I can give you the rules for Go in a handful of sentences. The game is played on a 19 by 19 grid with players alternating placing white and black stones. The players are attempting to surround territory and any stones completely surrounded by the opponent's color are removed from the board. The game ends when both players pass and choose not to add stones (usually because there is no further advantage to be gained by playing) and the scores are essentially the area that the player has surrounded minus the number of stones their opponent has captured (there's also a handicap added to one player to allow for the advantage of going first). There's a few more rules for particular circumstances but that's the basics.
Playing Go on a computer has been a thorny problem for AI for a long time and at this point computer Go can play at the level of a typical amateur.
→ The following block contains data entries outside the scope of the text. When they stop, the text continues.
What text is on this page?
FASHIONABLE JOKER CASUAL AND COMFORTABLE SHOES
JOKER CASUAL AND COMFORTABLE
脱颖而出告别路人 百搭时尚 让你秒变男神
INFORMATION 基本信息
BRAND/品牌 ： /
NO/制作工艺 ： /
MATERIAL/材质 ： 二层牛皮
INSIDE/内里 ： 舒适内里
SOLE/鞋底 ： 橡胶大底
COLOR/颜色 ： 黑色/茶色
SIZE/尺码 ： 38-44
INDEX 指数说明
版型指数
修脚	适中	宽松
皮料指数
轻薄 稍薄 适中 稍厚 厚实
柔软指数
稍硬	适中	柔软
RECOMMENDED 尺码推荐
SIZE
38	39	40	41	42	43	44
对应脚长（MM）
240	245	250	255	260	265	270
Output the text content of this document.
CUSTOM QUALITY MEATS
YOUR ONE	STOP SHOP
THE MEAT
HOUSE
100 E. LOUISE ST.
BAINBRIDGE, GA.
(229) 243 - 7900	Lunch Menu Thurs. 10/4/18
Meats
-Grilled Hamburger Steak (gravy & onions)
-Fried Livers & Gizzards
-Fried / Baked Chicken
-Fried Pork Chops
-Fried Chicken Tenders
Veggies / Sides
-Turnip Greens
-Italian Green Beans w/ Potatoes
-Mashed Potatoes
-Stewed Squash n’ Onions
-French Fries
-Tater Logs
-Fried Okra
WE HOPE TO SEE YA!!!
GnuGo doesn't do a bad job at this and it's a good program to use for a player who wants to just try playing the game. Particularly helpful for the new player is the ability to scale the board down (9 by 9 is a usual size for people just beginning to play).
Most users will also want to get the glGo interface which adds a GUI to the AI provided in GnuGo. glGo also is configured for connecting to IGS-Pandanet, a popular source for playing Go online.
Go is one of the most challenging games to play that I've ever encountered. Despite the fact that the rules can be summed up in five sentences there is a great depth to the game. You could study it for years and many players do. GnuGo doesn't offer a tutorial to help you over the rough spots of starting out but it is the best Go game you're going to find for a PC.